Question

A school has found from past records that the average scores for boys is 75 in a sample of 45 boys, and the average scores for girls is 85 in a sample of 30 girls. The population standard deviations for boys' and girls' scores were 25 and 17, respectively. The 90% confidence interval for the difference of the population means is approximately (_____, −2.022). Assume that the distributions of the scores of men and women are normally distributed. Round your answer to two decimal places.

Confidence Level Corresponding zc Value
90% confidence zc=1.645
95% confidence zc=1.96
99% confidence zc=2.576

Answer 1

The 90% confidence interval for the difference of the population means is approximately (-17.98, -2.02).

Explanation:

Before building the confidence interval, we need to understand the central limit theorem and subtraction of normal variables.

Central Limit Theorem

The Central Limit Theorem estabilishes that, for a normally distributed random variable X, with mean
`\mu` and standard deviation
`\sigma`, the sampling distribution of the sample means with size n can be approximated to a normal distribution with mean
`\mu` and standard deviation
`s = (\sigma)/(√(n))`.

For a skewed variable, the Central Limit Theorem can also be applied, as long as n is at least 30.

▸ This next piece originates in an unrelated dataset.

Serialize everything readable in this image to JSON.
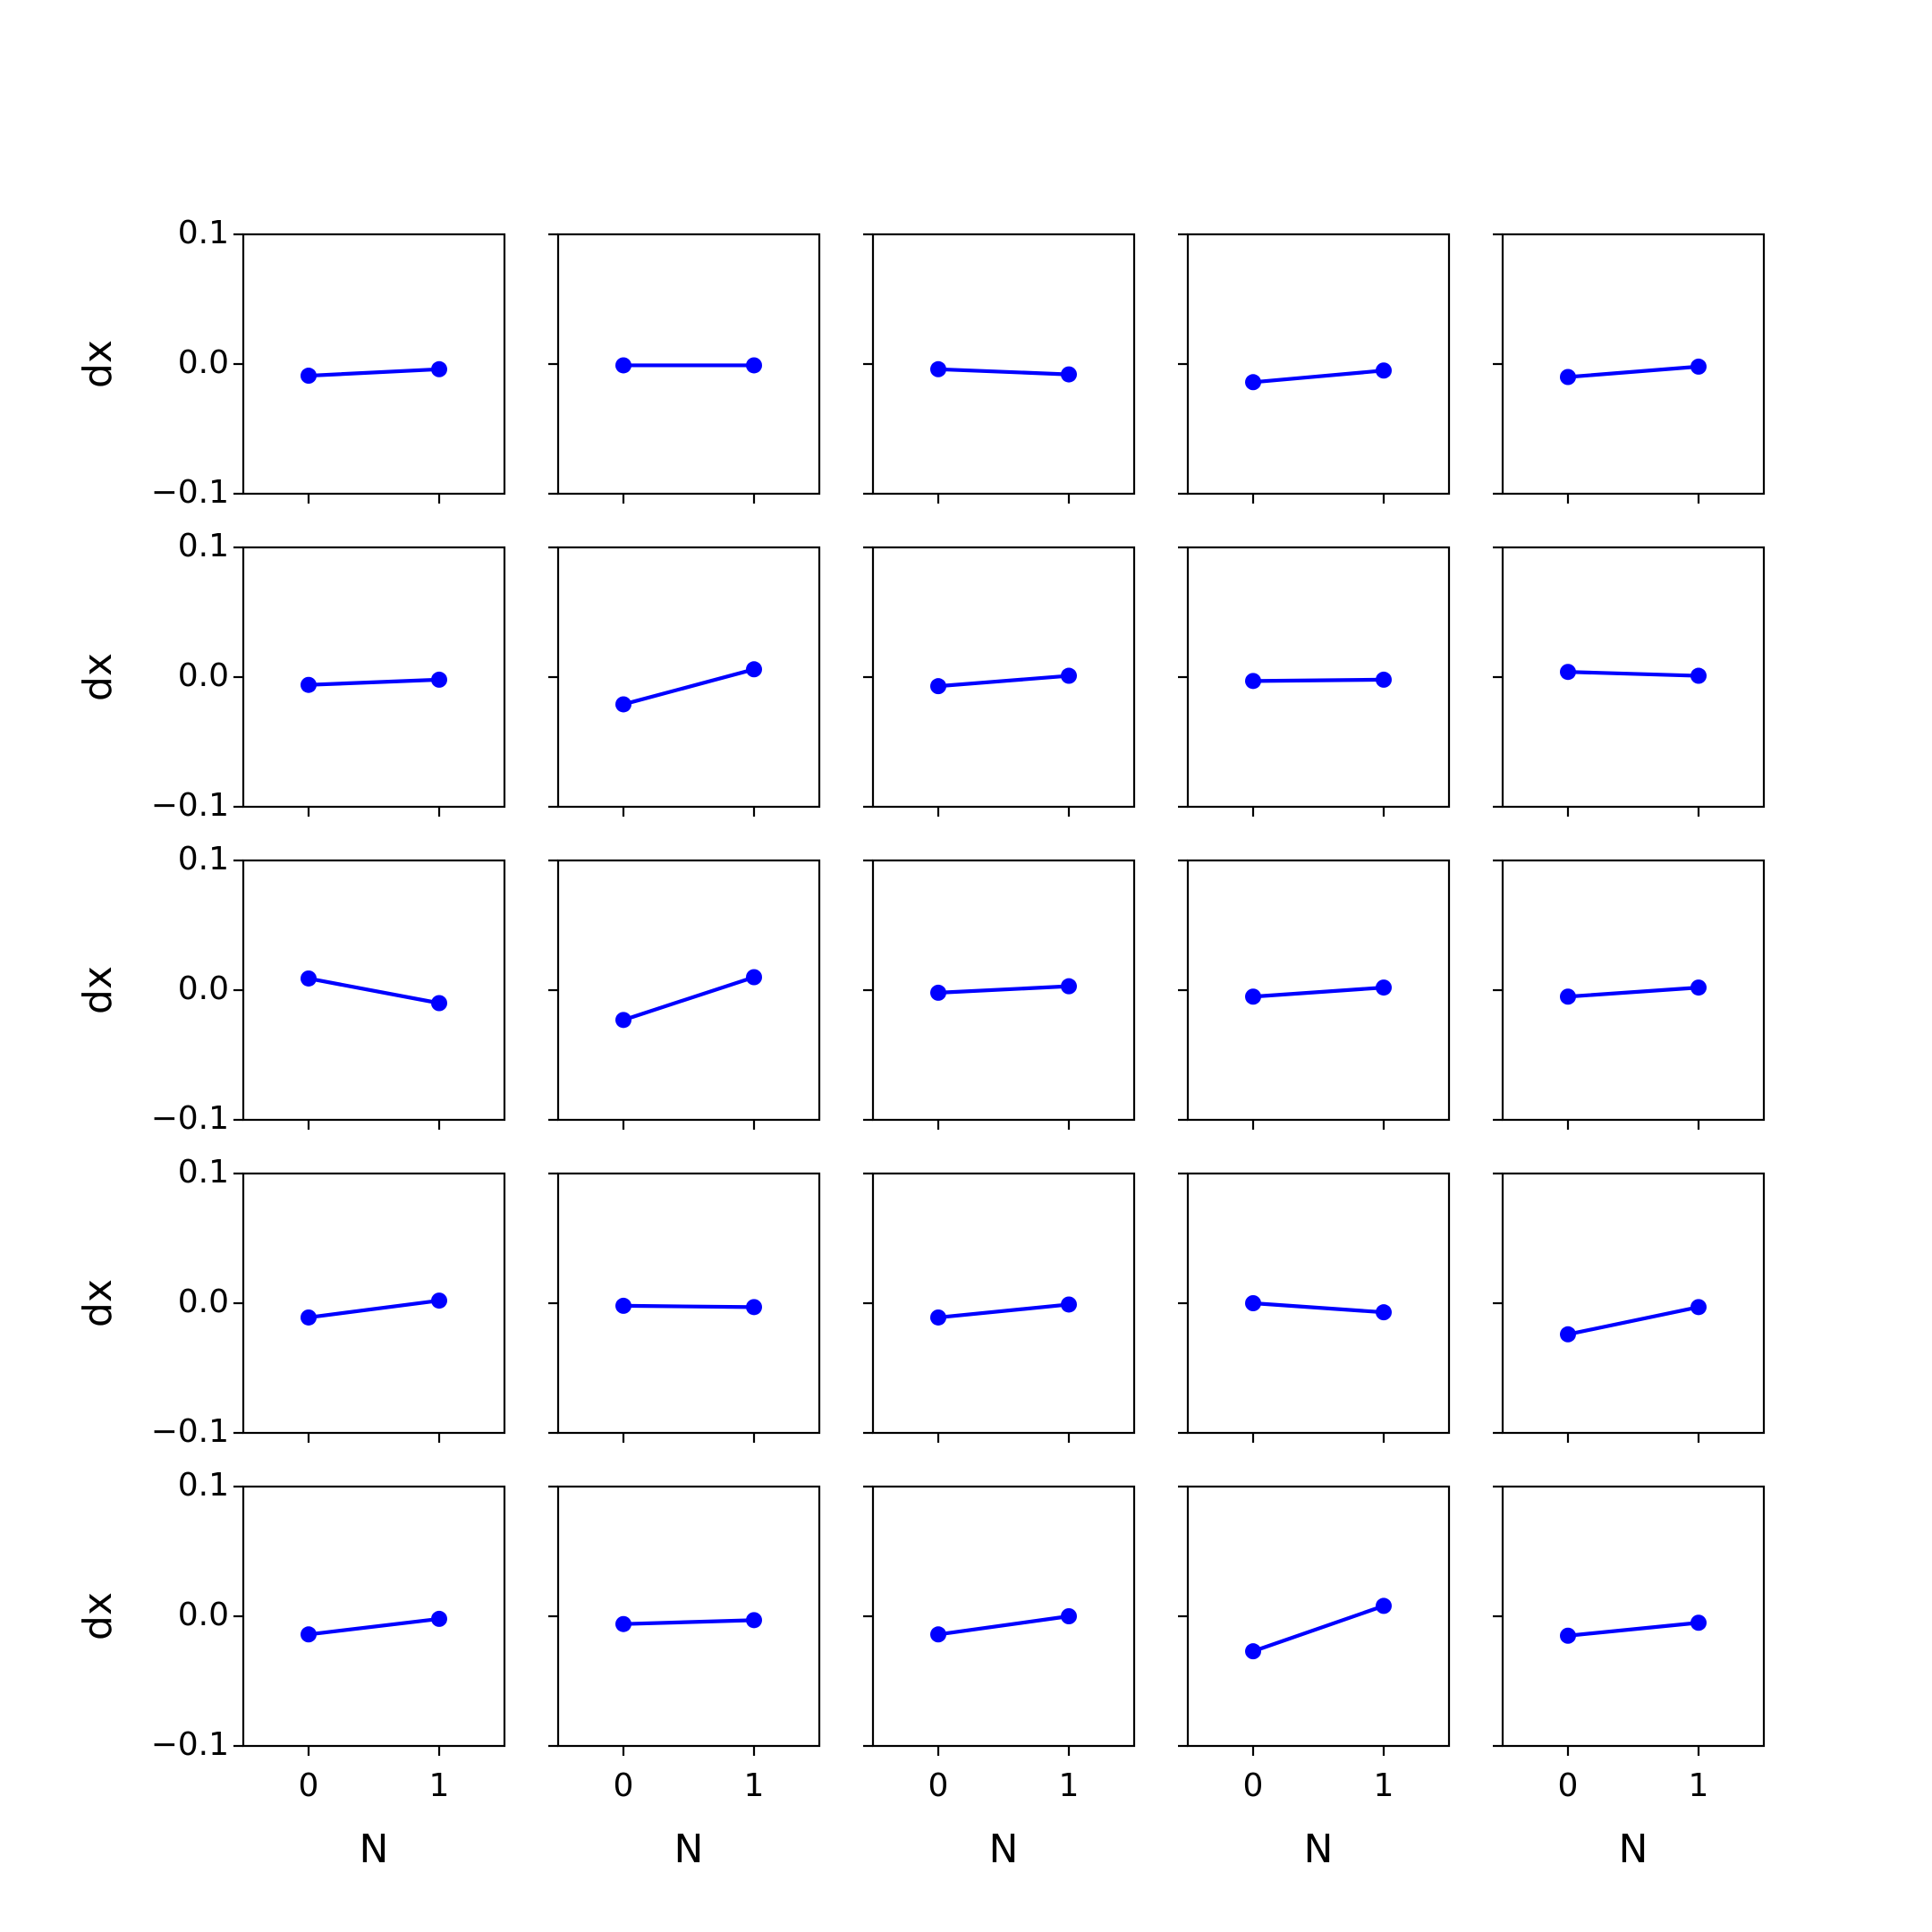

For a proportion p in a sample of size n, the sampling distribution of the sample proportion will be approximately normal with mean
`\mu = p` and standard deviation
`s = \sqrt{(p(1-p))/(n)}`

Subtraction between normal variables:

When two normal variables are subtracted, the mean is the difference of the means, while the standard deviation is the square root of the sum of the variances.

Boys:

Mean of 75, sample of 45, standard deviation of 25.

This means that
`\mu_B = 75, s_B = (25)/(√(45))`

Girls:

Mean of 85, sample of 30, standard deviation of 17.

This means that
`\mu_G = 85, s_G = (17)/(√(30))`

Distribution of the difference of mean grades of boys and girls:

`\mu = \mu_B - \mu_G = 75 - 85 = -10`

`s = √(s_B^2+s_G^2) = \sqrt{((25)/(√(45)))^2+((17)/(√(30)))^2} = 4.85`

Confidence interval:

As stated, the critical value is
`z = 1.645`

The margin of error is of:

`M = zs = 1.645*4.85 = 7.98`

Lower bound:

`\mu - M = -10 - 7.98 = -17.98`

Upper bound:

`\mu + M = -10 + 7.98 = -2.02`

The 90% confidence interval for the difference of the population means is approximately (-17.98, -2.02).